Mariah was making progress in school, focusing on her favorite subject, math, and had developed a close-knit group of friends.
But when schools closed, Mariah was left without access to a computer or reliable internet.
“Honestly, I think I’m going to fall behind, definitely,” she said. “I’m kind of scared because if I don’t learn all that I need … it’s gonna be hard for me to get to sixth grade.”
Mariah was sent home with a homework packet when classes stopped nearly a month ago. She finished it three days later and has been bored waiting for more work. CPS is set to start widespread remote learning Monday, and her class has geared up with an online program that teaches various subjects. But Mariah has had trouble following along on her tiny cellphone screen.

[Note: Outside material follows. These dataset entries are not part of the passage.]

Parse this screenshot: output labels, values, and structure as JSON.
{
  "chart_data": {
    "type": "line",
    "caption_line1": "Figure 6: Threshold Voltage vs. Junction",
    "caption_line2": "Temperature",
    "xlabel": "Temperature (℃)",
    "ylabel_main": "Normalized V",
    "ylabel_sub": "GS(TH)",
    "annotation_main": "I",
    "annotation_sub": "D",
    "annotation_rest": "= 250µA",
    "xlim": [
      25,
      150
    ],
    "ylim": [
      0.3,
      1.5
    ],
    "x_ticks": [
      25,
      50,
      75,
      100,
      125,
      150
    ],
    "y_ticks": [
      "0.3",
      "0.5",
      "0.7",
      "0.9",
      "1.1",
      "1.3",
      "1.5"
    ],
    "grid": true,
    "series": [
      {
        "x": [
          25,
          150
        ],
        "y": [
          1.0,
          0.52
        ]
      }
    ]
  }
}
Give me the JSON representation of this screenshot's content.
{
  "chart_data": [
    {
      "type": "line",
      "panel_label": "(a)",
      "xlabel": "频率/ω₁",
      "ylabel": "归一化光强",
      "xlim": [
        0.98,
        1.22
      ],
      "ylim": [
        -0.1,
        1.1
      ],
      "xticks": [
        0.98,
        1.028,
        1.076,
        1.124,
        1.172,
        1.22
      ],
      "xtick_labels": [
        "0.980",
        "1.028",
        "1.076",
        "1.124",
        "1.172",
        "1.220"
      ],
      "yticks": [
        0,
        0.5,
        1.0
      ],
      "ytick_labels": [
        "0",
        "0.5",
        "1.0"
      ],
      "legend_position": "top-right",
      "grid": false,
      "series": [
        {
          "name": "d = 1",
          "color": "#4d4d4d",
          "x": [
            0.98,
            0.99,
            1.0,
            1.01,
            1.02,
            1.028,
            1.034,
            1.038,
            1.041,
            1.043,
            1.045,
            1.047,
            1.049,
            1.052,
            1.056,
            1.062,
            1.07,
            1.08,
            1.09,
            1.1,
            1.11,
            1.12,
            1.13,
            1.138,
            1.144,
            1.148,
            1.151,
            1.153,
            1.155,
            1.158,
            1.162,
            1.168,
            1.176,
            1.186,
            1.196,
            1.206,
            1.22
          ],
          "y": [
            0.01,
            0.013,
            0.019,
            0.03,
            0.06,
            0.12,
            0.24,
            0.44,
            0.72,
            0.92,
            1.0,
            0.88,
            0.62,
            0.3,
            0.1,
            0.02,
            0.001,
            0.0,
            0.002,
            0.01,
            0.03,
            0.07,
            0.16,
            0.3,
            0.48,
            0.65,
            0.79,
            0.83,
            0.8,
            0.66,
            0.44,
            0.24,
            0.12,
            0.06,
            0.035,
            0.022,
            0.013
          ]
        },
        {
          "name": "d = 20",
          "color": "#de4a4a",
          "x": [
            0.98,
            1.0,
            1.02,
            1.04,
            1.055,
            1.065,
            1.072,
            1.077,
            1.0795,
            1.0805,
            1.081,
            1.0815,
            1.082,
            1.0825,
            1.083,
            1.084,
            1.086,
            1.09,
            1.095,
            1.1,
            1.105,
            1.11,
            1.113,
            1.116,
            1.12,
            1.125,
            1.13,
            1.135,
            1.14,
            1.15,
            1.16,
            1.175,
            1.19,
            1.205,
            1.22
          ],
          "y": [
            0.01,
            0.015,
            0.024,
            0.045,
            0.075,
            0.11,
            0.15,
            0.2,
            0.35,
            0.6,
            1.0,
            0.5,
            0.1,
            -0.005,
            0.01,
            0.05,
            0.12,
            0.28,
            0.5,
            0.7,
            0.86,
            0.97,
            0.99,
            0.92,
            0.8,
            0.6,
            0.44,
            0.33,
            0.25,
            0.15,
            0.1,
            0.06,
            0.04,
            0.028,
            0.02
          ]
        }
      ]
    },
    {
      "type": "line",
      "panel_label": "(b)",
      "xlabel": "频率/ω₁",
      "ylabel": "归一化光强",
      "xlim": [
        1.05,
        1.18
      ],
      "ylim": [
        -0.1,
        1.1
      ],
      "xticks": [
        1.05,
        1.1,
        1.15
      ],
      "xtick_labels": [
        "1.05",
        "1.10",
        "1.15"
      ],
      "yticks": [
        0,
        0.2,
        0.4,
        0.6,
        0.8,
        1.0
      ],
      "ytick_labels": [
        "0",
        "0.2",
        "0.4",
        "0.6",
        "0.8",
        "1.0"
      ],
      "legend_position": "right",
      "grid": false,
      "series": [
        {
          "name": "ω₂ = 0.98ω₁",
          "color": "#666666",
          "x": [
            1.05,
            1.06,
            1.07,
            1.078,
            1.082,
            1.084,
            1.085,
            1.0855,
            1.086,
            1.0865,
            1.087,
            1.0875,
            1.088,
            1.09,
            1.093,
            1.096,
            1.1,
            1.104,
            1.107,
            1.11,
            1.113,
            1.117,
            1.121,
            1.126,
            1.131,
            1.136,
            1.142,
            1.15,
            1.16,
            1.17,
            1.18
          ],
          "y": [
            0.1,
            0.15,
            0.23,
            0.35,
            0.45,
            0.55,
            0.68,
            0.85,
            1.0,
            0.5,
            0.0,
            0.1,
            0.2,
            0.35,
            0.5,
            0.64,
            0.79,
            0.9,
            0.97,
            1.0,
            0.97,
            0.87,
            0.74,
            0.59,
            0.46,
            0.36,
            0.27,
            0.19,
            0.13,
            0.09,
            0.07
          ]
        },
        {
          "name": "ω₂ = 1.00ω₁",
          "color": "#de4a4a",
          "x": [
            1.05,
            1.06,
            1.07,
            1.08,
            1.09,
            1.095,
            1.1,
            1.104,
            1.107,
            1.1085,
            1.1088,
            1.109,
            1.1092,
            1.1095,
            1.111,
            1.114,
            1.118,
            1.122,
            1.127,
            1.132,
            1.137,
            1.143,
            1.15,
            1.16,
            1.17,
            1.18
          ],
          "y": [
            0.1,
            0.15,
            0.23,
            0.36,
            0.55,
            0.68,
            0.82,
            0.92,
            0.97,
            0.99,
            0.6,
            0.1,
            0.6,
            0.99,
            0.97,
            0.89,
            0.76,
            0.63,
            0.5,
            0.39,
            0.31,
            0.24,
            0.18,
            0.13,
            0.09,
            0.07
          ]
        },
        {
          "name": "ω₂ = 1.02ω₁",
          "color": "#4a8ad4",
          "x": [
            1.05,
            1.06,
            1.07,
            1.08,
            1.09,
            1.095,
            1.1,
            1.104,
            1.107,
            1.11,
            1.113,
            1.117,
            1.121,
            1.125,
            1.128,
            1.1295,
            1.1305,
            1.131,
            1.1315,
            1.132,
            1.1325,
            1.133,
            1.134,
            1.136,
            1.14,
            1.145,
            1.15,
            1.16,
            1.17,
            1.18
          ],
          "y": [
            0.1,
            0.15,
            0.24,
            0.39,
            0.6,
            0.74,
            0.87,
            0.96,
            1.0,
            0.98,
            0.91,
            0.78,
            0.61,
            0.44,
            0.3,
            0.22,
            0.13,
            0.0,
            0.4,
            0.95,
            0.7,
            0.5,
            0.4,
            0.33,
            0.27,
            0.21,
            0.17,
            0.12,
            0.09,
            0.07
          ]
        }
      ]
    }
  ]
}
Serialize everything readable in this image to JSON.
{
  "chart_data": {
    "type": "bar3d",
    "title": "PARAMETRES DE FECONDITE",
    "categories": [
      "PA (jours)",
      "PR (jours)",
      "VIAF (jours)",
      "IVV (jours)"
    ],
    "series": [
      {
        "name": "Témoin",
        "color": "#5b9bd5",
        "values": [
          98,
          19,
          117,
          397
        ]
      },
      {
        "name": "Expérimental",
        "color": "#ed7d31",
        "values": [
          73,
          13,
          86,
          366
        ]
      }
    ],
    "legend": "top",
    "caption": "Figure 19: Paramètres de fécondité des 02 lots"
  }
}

“How am I supposed to learn if I can’t even do anything?” she said.
Her mother is in touch with the principal at Harvard in hopes Mariah can be provided with a laptop. CPS is working on distributing 100,000 devices over the coming days and weeks, and students experiencing homelessness are among the priorities.
But the district estimates 115,000 kids need computers and acknowledges the problem can’t be fixed overnight. So for now, a student’s grade can’t be lowered during the closures. Failed or incomplete assignments might have to be made up later.